Maybe a little bit more of that magic, eh guys? God knows that this team needs it.

I can only hope Darren Dreger is not lying to me

But, given my past issues with him, not to mention his horrid rumour-mongering and past career decisions, I don't hold out much hope.


Bryan McCabe still has four years remaining on a deal that averages $5.75
million per year. He also has a "no movement" clause which some suggest he
would waive for one team, the New York Islanders. If the Islanders can't
re-sign Ryan Smyth or Jason Blake, they'll need to make a splash. The
Maple Leafs won't initiate a discussion, but with 8 defensemen soon to be under
contract they might listen. Freeing up valuable cap space to enable the
Leafs to be a contender for top free agent players is very appealing. This is a
distinct possibility.



Now, McCabe certainly isn't, you know, TERRIBLE or anything, but I've never approved of his contract. For the caliber of defenseman he is (you know, worse than the much more affordable Kaberle), I want him either a lot cheaper or not on my team. I like the guy and all, but I'm not comfortable with Bryan McCabe the player for damn near six million a year. Like Dreger mentions, there's a lot of benefit to the team by trying to dump McCabe. We free up a ton of cap room and have the opportunity to pick up more players, such as a better defenseman (I'll take either Timonen or Hannan, thank you very much).

The bottom line, to me, is that without his breakout offensive first-half of the year last season, McCabe isn't staring at all that money because he not only isn't good enough defensively or consistent enough offensively (i.e. just not fucking good enough) for that kind of money, but he's not nearly the crowd favourite that other guys who've gotten ridiculous contracts (Tucker's $3 million, Domi's $1.5 million back in the day) are. The only reason he has that contract is because he has a big shot and was picking up lots of points on the powerplay at the start of 2005-06. He petered out after his injury, and he hasn't been the same "league leader" player since... well, no shit. He never was. Then again, when have the fucking Toronto Maple Leafs ever been known for their fiscal sanity?

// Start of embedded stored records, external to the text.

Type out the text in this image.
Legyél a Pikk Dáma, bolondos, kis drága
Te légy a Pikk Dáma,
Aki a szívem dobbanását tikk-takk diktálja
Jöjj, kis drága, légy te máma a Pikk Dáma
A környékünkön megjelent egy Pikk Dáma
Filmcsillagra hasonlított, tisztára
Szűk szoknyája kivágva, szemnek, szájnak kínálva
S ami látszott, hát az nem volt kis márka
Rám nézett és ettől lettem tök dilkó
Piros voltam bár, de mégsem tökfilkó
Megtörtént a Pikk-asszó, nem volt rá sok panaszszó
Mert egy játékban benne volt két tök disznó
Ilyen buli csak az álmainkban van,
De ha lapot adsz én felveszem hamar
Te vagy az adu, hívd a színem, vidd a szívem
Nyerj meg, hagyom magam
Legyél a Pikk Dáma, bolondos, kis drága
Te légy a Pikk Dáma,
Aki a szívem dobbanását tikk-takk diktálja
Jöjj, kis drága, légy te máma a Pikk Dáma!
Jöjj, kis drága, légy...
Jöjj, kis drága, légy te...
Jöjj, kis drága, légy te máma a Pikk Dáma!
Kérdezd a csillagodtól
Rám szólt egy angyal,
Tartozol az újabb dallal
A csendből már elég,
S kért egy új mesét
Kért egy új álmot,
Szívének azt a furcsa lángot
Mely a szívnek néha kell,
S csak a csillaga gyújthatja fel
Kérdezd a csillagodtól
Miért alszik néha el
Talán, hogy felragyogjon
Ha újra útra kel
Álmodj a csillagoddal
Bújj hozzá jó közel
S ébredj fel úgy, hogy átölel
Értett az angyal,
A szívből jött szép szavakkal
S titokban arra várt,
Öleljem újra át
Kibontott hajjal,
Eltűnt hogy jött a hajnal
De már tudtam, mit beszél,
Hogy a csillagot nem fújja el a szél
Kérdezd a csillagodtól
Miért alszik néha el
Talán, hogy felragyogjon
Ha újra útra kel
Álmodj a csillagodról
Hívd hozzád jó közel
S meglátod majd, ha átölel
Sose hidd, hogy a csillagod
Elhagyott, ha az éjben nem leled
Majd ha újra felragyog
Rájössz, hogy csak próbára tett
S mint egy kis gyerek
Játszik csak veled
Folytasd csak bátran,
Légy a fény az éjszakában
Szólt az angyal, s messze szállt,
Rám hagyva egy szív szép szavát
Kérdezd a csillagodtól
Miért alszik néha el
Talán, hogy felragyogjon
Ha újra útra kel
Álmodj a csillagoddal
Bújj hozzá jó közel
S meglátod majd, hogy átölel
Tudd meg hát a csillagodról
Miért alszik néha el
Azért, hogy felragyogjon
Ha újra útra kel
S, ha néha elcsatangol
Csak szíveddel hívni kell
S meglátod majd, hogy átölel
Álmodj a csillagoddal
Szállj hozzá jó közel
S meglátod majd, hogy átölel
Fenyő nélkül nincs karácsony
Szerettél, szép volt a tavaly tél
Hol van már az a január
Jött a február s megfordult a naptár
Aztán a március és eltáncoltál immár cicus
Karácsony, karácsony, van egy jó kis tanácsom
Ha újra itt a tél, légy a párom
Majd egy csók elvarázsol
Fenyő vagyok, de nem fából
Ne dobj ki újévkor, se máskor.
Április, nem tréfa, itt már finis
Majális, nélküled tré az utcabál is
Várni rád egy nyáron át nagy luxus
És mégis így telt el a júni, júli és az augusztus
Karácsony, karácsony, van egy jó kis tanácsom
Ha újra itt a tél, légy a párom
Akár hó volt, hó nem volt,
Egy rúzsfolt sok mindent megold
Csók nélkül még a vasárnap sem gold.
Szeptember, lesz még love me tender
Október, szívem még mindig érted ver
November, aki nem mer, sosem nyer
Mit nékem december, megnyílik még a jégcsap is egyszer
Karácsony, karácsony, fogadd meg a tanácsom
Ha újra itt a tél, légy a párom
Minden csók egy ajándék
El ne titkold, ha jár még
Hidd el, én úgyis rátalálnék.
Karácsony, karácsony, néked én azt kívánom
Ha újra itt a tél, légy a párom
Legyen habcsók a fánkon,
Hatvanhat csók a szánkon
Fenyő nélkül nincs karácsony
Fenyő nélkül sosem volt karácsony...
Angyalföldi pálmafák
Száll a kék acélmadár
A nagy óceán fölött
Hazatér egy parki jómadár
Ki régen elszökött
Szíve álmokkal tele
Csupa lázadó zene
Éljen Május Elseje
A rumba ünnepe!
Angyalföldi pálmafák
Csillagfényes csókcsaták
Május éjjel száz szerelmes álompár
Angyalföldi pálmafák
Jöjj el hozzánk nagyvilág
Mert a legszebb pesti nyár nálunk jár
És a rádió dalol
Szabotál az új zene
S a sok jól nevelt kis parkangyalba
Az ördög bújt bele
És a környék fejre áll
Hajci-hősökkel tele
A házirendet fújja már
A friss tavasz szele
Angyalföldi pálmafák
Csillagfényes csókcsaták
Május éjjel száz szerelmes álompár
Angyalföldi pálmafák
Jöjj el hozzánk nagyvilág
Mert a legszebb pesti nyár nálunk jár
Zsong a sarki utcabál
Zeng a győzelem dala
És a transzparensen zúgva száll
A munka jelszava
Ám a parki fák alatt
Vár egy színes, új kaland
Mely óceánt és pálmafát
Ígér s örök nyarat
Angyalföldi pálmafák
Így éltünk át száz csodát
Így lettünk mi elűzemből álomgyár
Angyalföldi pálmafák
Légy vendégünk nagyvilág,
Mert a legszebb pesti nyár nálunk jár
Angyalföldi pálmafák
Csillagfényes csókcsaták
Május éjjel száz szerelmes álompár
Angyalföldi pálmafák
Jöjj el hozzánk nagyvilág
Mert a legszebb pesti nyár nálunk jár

I'm in favour of moving him, but I want as much as possible in return. He's not a terrible player, just really overpaid. And really stupid. Who can forget his pre-lockout comments? Yeah Bry, I hope you're able to get by now that Toronto's paying you out the ass. Fucking 'tard.

I am still here!

I have not forgotten about this blog OR Nikolai Borschevsky.

Friday, June 8, 2007

Maybe the last title was a bit deceiving.

Haha, I guess we are absentee bloggers. Who knew?

But um, yeah. All three of us are working (Steve pretty much full-time, Jared at like eight hundred different places, and me for the first time ever), and there just isn't a whole lot going on in Leaf-land right now. Since we're using this as a Maple Leafs-only blog and not an NHL blog in general, well, there's not a lot for us to say. Unless you want to hear our thoughts on the Sundin and Antropov contracts, but frankly, I don't give two flying fucks about thinking about that.

The Stanley Cup playoffs are finally over, as the Anaheim Ducks beat the Ottawa Senators. I don't know about the other guys, but I only made one wrong prediction all playoffs (which would be taking the New York Rangers over Buffalo in round two). This, of course, means the OFFSEASON~! is here, which means we should finally have things to write about. Of course, even that won't last too long, and it's still three months before training camp (a time that has never had interest to me, personally, as a hockey fan) and four months before the start of the season, so things may be bare for a little while. I've talked to Steve about opening this up to Toronto sports in general, so that he can blog about the Blue Jays basically daily while I chime in every now and then with "what the fuck why doesn't this guy have a higher OBP trade him now". We'll see how things go on that. I'm open to it just to find more shit to write about here.

But we haven't forgotten (ok, maybe Jared has) about Bring Back Potvin, so if you continually check this blog in hopes that we'll finally write something to kill like ten minutes of your day, don't bail out just yet.

After all, Ottawa didn't win, now did they?